The assessment is carried out by an occupational health professional who becomes the employee’s case manager through to the end of the process. The assessment will involve the health professional taking a holistic or ‘biopsychosocial’ approach to look into all of the health, work, and other issues, e.g. personal and social that may be affecting the employee’s ability to return to work. The assessment will include questions about the impact of their condition and their job role and will result in the formation of a Return to Work Plan, which will reflect the assessment, advice and recommendations agreed with the employee to help them return to work more quickly. Where the employee provides their consent, this Return to Work Plan will then be forwarded to the individual’s GP and employer.

There may be some occasions where a face to face assessment is required, and the Scheme operators intend to undertake these assessments within five days of the referral being made.

What happens if you can’t agree to the Return to Work Plan?

The decision to implement the Return to Work Plan remains with the employer in discussion with the employee and where appropriate their GP. Whilst it is encouraged that the recommendations are adopted, the same principles apply as indicated in the Equality Act 2010, in relation to making reasonable adjustments and where it is not reasonably practicable for the employer to make the adjustments highlighted on the Return to Work Plan, they will need to discuss this with the employee and confirm the business reasons why they are unable to accommodate the adjustments recommended.

What happens if the individual does not consent?

Depending on the individual’s contractual obligations failing to provide their consent to attend or partake in an occupational health assessment can be considered a breach of contract or at least a failure to follow a reasonable management instruction and so instigating the disciplinary process is one option.
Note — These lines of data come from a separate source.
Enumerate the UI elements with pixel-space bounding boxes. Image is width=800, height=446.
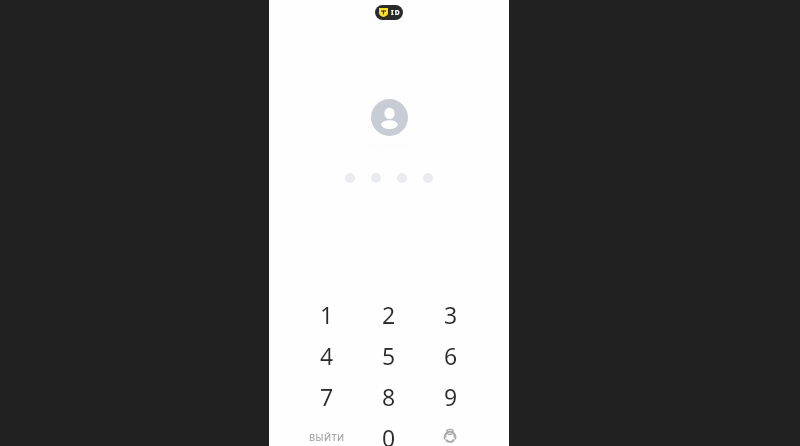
button[interactable]: 6: [420, 335, 482, 376]
button[interactable]: ВЫЙТИ: [296, 417, 358, 446]
staticText: 6: [444, 340, 458, 371]
staticText: 1: [320, 299, 334, 330]
staticText: 7: [320, 381, 334, 412]
button[interactable]: 1: [296, 294, 358, 335]
staticText: 8: [382, 381, 396, 412]
staticText: 5: [382, 340, 396, 371]
button[interactable]: 7: [296, 376, 358, 417]
staticText: 2: [382, 299, 396, 330]
button[interactable]: 4: [296, 335, 358, 376]
button[interactable]: 5: [358, 335, 420, 376]
button[interactable]: Unlock with fingerprint: [420, 417, 482, 446]
staticText: ID: [391, 8, 401, 17]
staticText: ВЫЙТИ: [309, 431, 345, 444]
button[interactable]: 3: [420, 294, 482, 335]
button[interactable]: 0: [358, 417, 420, 446]
staticText: 3: [444, 299, 458, 330]
staticText: 0: [382, 422, 396, 446]
staticText: 9: [444, 381, 458, 412]
button[interactable]: 2: [358, 294, 420, 335]
button[interactable]: 8: [358, 376, 420, 417]
staticText: 4: [320, 340, 334, 371]
button[interactable]: 9: [420, 376, 482, 417]
button[interactable]: Tinkoff ID: [375, 5, 403, 20]
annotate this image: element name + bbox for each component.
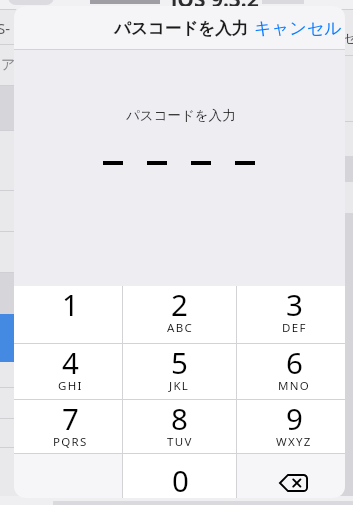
staticText: 2 [171,284,188,324]
button[interactable]: 5 [123,344,236,399]
staticText: 9 [286,398,303,438]
button[interactable]: Delete [237,454,345,498]
staticText: 0 [172,460,189,498]
staticText: パスコードを入力 [114,18,248,39]
staticText: 6 [286,342,303,382]
staticText: WXYZ [276,434,312,450]
staticText: 4 [62,342,79,382]
staticText: PQRS [53,434,88,450]
button[interactable]: 4 [14,344,122,399]
staticText: 5 [171,342,188,382]
button[interactable]: 8 [123,400,236,453]
staticText: セ [343,30,353,46]
staticText: TUV [167,434,193,450]
staticText: iOS 9.3.2 [171,0,259,14]
staticText: MNO [278,378,311,394]
staticText: 3 [286,284,303,324]
button[interactable]: 6 [237,344,345,399]
staticText: ア [1,56,16,74]
staticText: 7 [62,398,79,438]
staticText: パスコードを入力 [126,107,236,124]
staticText: S- [0,18,11,38]
button[interactable]: 7 [14,400,122,453]
button[interactable]: キャンセル [248,11,345,45]
button[interactable]: 1 [14,286,122,343]
button[interactable]: 3 [237,286,345,343]
button[interactable]: 2 [123,286,236,343]
button[interactable]: 9 [237,400,345,453]
staticText: DEF [282,320,307,336]
staticText: キャンセル [254,17,342,39]
staticText: 1 [62,284,79,324]
staticText: ABC [167,320,193,336]
staticText: GHI [58,378,83,394]
staticText: JKL [169,378,190,394]
button[interactable]: 0 [123,454,236,498]
staticText: 8 [171,398,188,438]
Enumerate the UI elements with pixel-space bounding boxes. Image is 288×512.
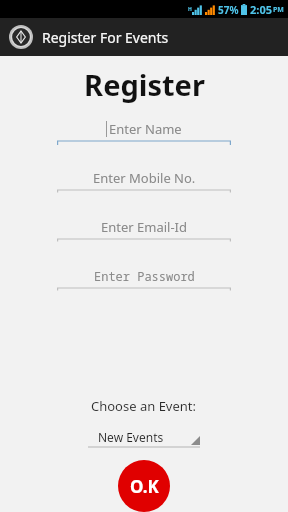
button[interactable]: Enter Mobile No. — [57, 167, 231, 195]
staticText: Enter Password — [94, 268, 195, 284]
staticText: New Events — [98, 429, 164, 445]
staticText: 57% — [218, 3, 239, 17]
button[interactable]: Enter Email-Id — [57, 216, 231, 244]
staticText: Enter Email-Id — [101, 218, 188, 236]
button[interactable]: New Events — [88, 426, 200, 448]
staticText: O.K — [130, 475, 159, 498]
staticText: PM — [273, 5, 284, 15]
button[interactable]: O.K — [118, 460, 170, 512]
staticText: 2:05 — [250, 2, 272, 17]
staticText: Enter Name — [109, 120, 182, 138]
staticText: Choose an Event: — [91, 397, 197, 415]
staticText: Enter Mobile No. — [93, 169, 196, 187]
button[interactable]: Enter Name — [57, 118, 231, 146]
staticText: Register — [84, 65, 205, 104]
button[interactable]: Enter Password — [57, 265, 231, 293]
other: App icon — [9, 25, 33, 49]
staticText: H — [188, 6, 192, 13]
staticText: Register For Events — [42, 28, 169, 47]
However, the Fit for Work Scheme makes it very clear to the employee that this is a voluntary scheme and so it would appear to conflict with the employer’s demands to take part.
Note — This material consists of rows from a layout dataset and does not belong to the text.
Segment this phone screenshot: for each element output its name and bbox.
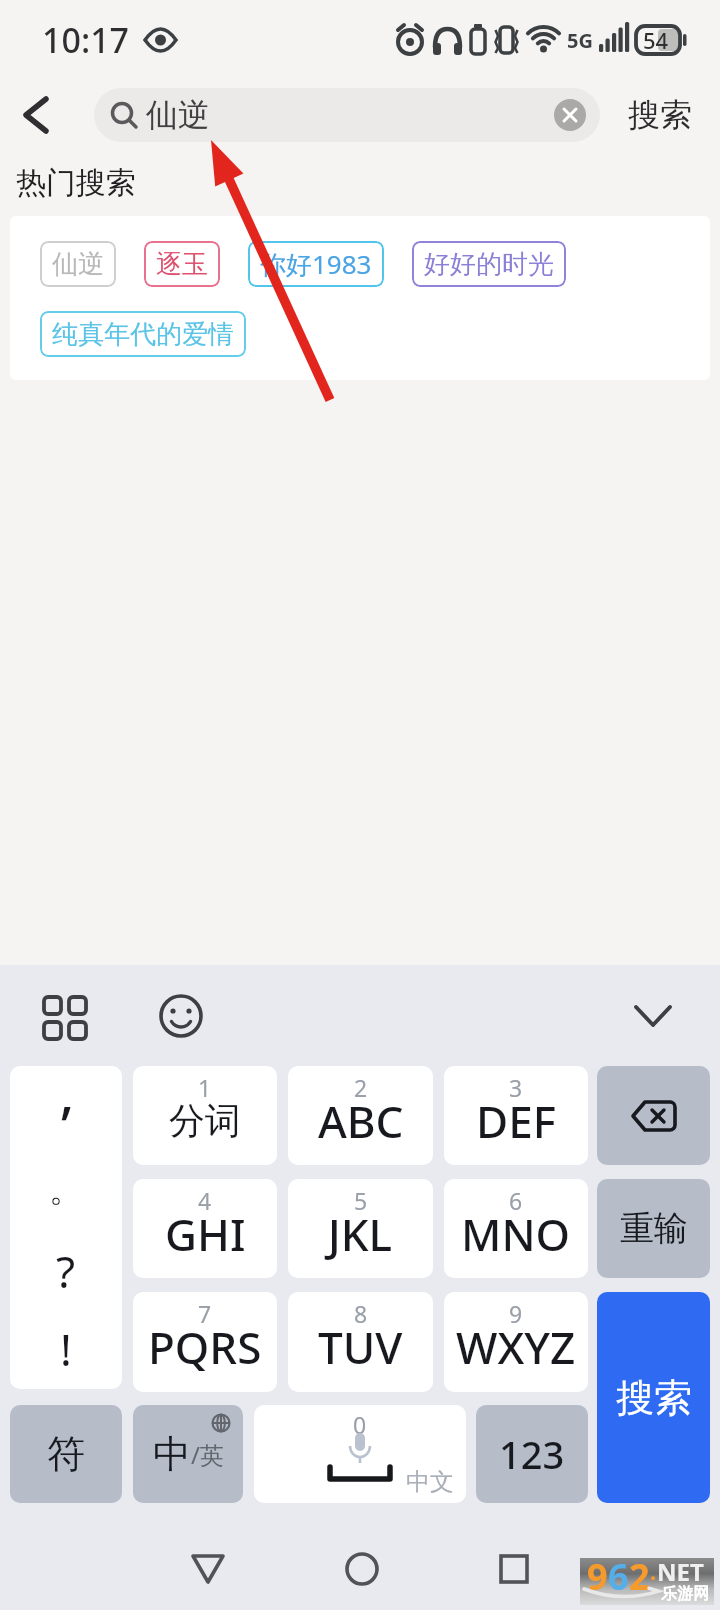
staticText: 热门搜索 xyxy=(16,164,136,202)
staticText: 123 xyxy=(499,1428,565,1480)
staticText: 7 xyxy=(198,1298,212,1329)
staticText: 分词 xyxy=(169,1098,241,1143)
staticText: 54 xyxy=(643,25,669,55)
staticText: GHI xyxy=(165,1204,246,1264)
staticText: 5 xyxy=(354,1185,368,1216)
staticText: 仙逆 xyxy=(52,248,104,281)
staticText: 6 xyxy=(608,1552,629,1599)
button[interactable] xyxy=(494,1549,534,1589)
staticText: 重输 xyxy=(620,1207,688,1250)
staticText: 。 xyxy=(49,1168,83,1211)
button[interactable]: 搜索 xyxy=(600,80,720,150)
staticText: 9 xyxy=(509,1298,523,1329)
staticText: 纯真年代的爱情 xyxy=(52,318,234,351)
staticText: DEF xyxy=(476,1091,556,1151)
button[interactable]: 符 xyxy=(10,1405,122,1503)
staticText: 搜索 xyxy=(616,1374,692,1422)
staticText: ’ xyxy=(61,1088,72,1162)
staticText: . xyxy=(650,1556,657,1586)
button[interactable]: 9 xyxy=(580,1558,714,1605)
button[interactable]: 9 xyxy=(444,1292,588,1392)
button[interactable]: 中 xyxy=(133,1405,243,1503)
button[interactable]: 2 xyxy=(288,1066,433,1165)
staticText: 0 xyxy=(353,1409,367,1440)
staticText: NET xyxy=(657,1555,704,1588)
button[interactable]: 7 xyxy=(133,1292,277,1392)
button[interactable] xyxy=(342,1549,382,1589)
staticText: ! xyxy=(60,1319,72,1379)
button[interactable]: 你好1983 xyxy=(248,241,384,287)
staticText: WXYZ xyxy=(456,1317,576,1377)
staticText: ? xyxy=(56,1241,76,1301)
button[interactable]: 6 xyxy=(444,1179,588,1278)
staticText: 5G xyxy=(567,27,593,54)
button[interactable]: 1 xyxy=(133,1066,277,1165)
button[interactable]: ’ xyxy=(10,1066,122,1389)
button[interactable] xyxy=(188,1549,228,1589)
button[interactable] xyxy=(597,1066,710,1165)
staticText: MNO xyxy=(461,1204,571,1264)
staticText: 好好的时光 xyxy=(424,248,554,281)
button[interactable]: 纯真年代的爱情 xyxy=(40,311,246,357)
staticText: JKL xyxy=(328,1204,393,1264)
button[interactable]: 0 xyxy=(254,1405,466,1503)
button[interactable] xyxy=(630,993,676,1039)
staticText: 搜索 xyxy=(628,95,692,135)
staticText: 中 xyxy=(153,1430,191,1478)
staticText: 1 xyxy=(198,1072,212,1103)
button[interactable] xyxy=(554,99,586,131)
staticText: 中文 xyxy=(406,1467,454,1497)
staticText: 乐游网 xyxy=(661,1584,709,1604)
staticText: 6 xyxy=(509,1185,523,1216)
button[interactable]: 5 xyxy=(288,1179,433,1278)
button[interactable]: 好好的时光 xyxy=(412,241,566,287)
staticText: 3 xyxy=(509,1072,523,1103)
button[interactable] xyxy=(42,995,88,1041)
button[interactable] xyxy=(0,80,70,150)
staticText: 10:17 xyxy=(42,17,130,63)
staticText: 9 xyxy=(587,1552,608,1599)
staticText: 符 xyxy=(47,1430,85,1478)
button[interactable]: 123 xyxy=(476,1405,588,1503)
button[interactable]: 4 xyxy=(133,1179,277,1278)
staticText: PQRS xyxy=(148,1317,262,1377)
button[interactable]: 搜索 xyxy=(597,1292,710,1503)
staticText: TUV xyxy=(318,1317,403,1377)
button[interactable]: 逐玉 xyxy=(144,241,220,287)
staticText: 仙逆 xyxy=(146,95,210,135)
staticText: /英 xyxy=(191,1438,224,1471)
button[interactable]: 3 xyxy=(444,1066,588,1165)
staticText: 4 xyxy=(198,1185,212,1216)
staticText: 逐玉 xyxy=(156,248,208,281)
button[interactable]: 8 xyxy=(288,1292,433,1392)
button[interactable]: 仙逆 xyxy=(40,241,116,287)
staticText: ABC xyxy=(318,1091,404,1151)
staticText: 8 xyxy=(354,1298,368,1329)
staticText: 2 xyxy=(354,1072,368,1103)
button[interactable]: 仙逆 xyxy=(94,88,600,142)
button[interactable]: 重输 xyxy=(597,1179,710,1278)
staticText: 你好1983 xyxy=(260,246,372,282)
staticText: 2 xyxy=(629,1552,650,1599)
button[interactable] xyxy=(158,993,204,1039)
We would urge anyone who finds themselves in this precarious position to pick up the telephone and speak to us for further guidance on the best way to proceed.

Do you still need the ‘Fit Note’?

The Return to Work Plan can be used as the medical evidence to confirm that an individual is fit to return to work in place of the usual medical certificate indicating a date on which the employee can return and can be submitted as the relevant documentation for Statutory Sick Pay purposes.

What should you do next?

Review your current Sickness Absence Policy and update where necessary to incorporate the use of the referral scheme when managing long term absence. However, we would still recommend that you make provisions for accessing independent advice and guidance where necessary.
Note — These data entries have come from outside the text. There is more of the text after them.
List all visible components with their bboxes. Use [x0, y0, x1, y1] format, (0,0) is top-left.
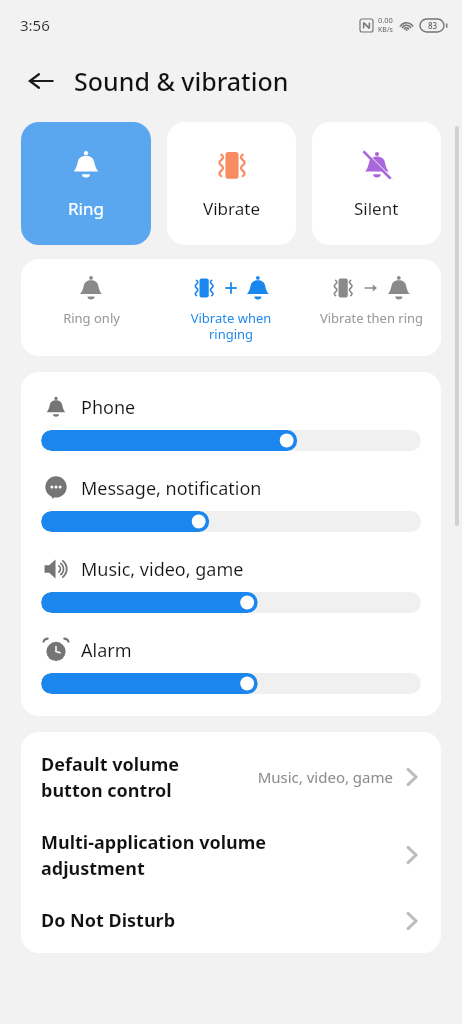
button[interactable]: Vibrate then ring — [301, 273, 441, 327]
button[interactable]: Multi-application volume adjustment — [41, 816, 421, 894]
button[interactable] — [41, 430, 421, 451]
staticText: Ring — [68, 197, 104, 220]
button[interactable]: Ring — [21, 122, 151, 245]
staticText: KB/s — [378, 25, 393, 35]
staticText: Ring only — [63, 309, 120, 327]
button[interactable]: Back — [24, 64, 58, 98]
staticText: Music, video, game — [257, 767, 393, 787]
button[interactable]: Vibrate when ringing — [161, 273, 301, 342]
staticText: Vibrate — [203, 197, 260, 220]
staticText: Sound & vibration — [74, 64, 289, 98]
button[interactable]: Vibrate — [167, 122, 296, 245]
button[interactable] — [41, 673, 421, 694]
staticText: Message, notification — [81, 476, 262, 501]
button[interactable] — [41, 592, 421, 613]
staticText: Vibrate then ring — [319, 309, 424, 327]
staticText: Music, video, game — [81, 557, 244, 582]
staticText: Do Not Disturb — [41, 908, 176, 933]
staticText: 83 — [428, 20, 438, 31]
staticText: Silent — [354, 197, 399, 220]
button[interactable]: Ring only — [21, 273, 161, 327]
staticText: Multi-application volume adjustment — [41, 830, 267, 880]
button[interactable]: Default volume button control — [41, 738, 421, 816]
staticText: Phone — [81, 395, 136, 420]
button[interactable]: Do Not Disturb — [41, 894, 421, 947]
staticText: 0.00 — [378, 15, 393, 25]
staticText: 3:56 — [20, 15, 50, 35]
button[interactable]: Silent — [312, 122, 441, 245]
staticText: Default volume button control — [41, 752, 180, 802]
staticText: Alarm — [81, 638, 132, 663]
button[interactable] — [41, 511, 421, 532]
staticText: Vibrate when ringing — [181, 309, 281, 342]
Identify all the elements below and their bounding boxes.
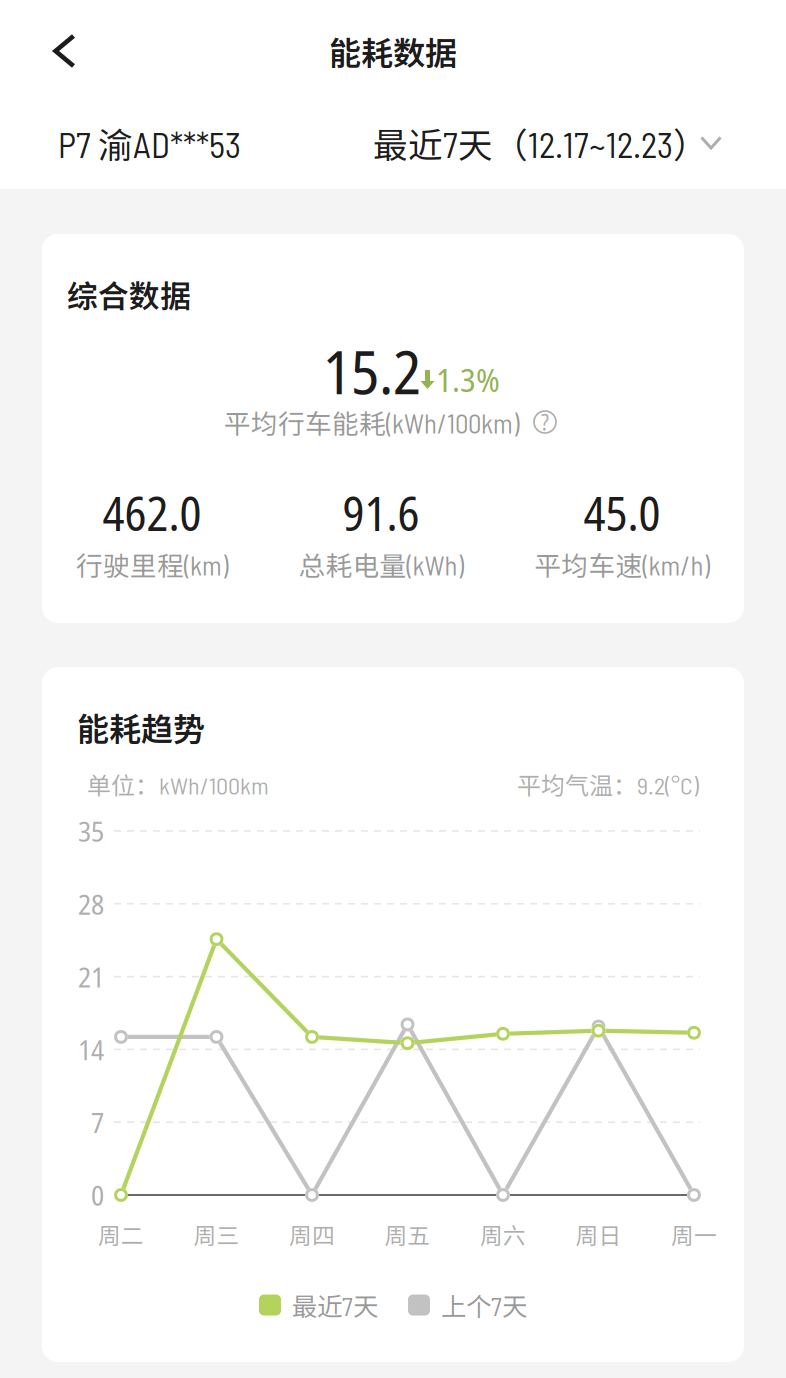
staticText: 综合数据 bbox=[67, 272, 191, 316]
staticText: 平均车速(km/h) bbox=[534, 545, 710, 583]
staticText: 7 bbox=[91, 1103, 104, 1141]
staticText: 21 bbox=[78, 958, 104, 996]
staticText: 15.2 bbox=[323, 330, 421, 412]
staticText: ? bbox=[541, 407, 549, 438]
staticText: 0 bbox=[91, 1176, 104, 1214]
staticText: 行驶里程(km) bbox=[76, 545, 228, 583]
staticText: 周日 bbox=[576, 1218, 622, 1250]
staticText: 周二 bbox=[98, 1218, 144, 1250]
staticText: 单位：kWh/100km bbox=[87, 767, 269, 801]
staticText: 35 bbox=[78, 812, 104, 850]
staticText: 28 bbox=[78, 885, 104, 923]
staticText: 周六 bbox=[480, 1218, 526, 1250]
staticText: 能耗趋势 bbox=[77, 704, 205, 750]
staticText: 总耗电量(kWh) bbox=[298, 545, 464, 583]
button[interactable]: 返回 bbox=[0, 20, 106, 82]
staticText: 能耗数据 bbox=[329, 28, 457, 74]
staticText: 最近7天（12.17~12.23） bbox=[373, 118, 708, 168]
staticText: 平均气温：9.2(°C) bbox=[517, 767, 699, 801]
staticText: 91.6 bbox=[342, 481, 420, 545]
staticText: 最近7天 bbox=[292, 1287, 378, 1323]
staticText: 462.0 bbox=[102, 481, 202, 545]
staticText: 平均行车能耗(kWh/100km) bbox=[224, 403, 519, 441]
staticText: 周三 bbox=[194, 1218, 240, 1250]
staticText: P7 渝AD***53 bbox=[58, 118, 241, 168]
staticText: 1.3% bbox=[436, 356, 500, 402]
staticText: 周一 bbox=[671, 1218, 717, 1250]
staticText: 周四 bbox=[289, 1218, 335, 1250]
staticText: 14 bbox=[78, 1030, 104, 1068]
staticText: 上个7天 bbox=[441, 1287, 527, 1323]
staticText: 周五 bbox=[384, 1218, 430, 1250]
button[interactable]: 最近7天（12.17~12.23） bbox=[365, 124, 722, 162]
staticText: 45.0 bbox=[584, 481, 660, 545]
Review your current absence records and identify any individuals who may benefit from referral to the scheme and discuss this with them at your next review meeting.

Remember to keep in contact!

We would always recommend that employers keep in regular contact with their employees during any long term sickness and where possible, hold regular review meetings with the individual to keep updated and ensure that the individual is supported during their absence. For more details on managing long term absence please go to our download page.

Time will tell if the Scheme has the impact which the Government intends, namely, to encourage individuals to return to work and reduce the level of long term sickness absence across UK companies which currently sits at a staggering 870,000 absences each year according to the Department of Work & Pensions.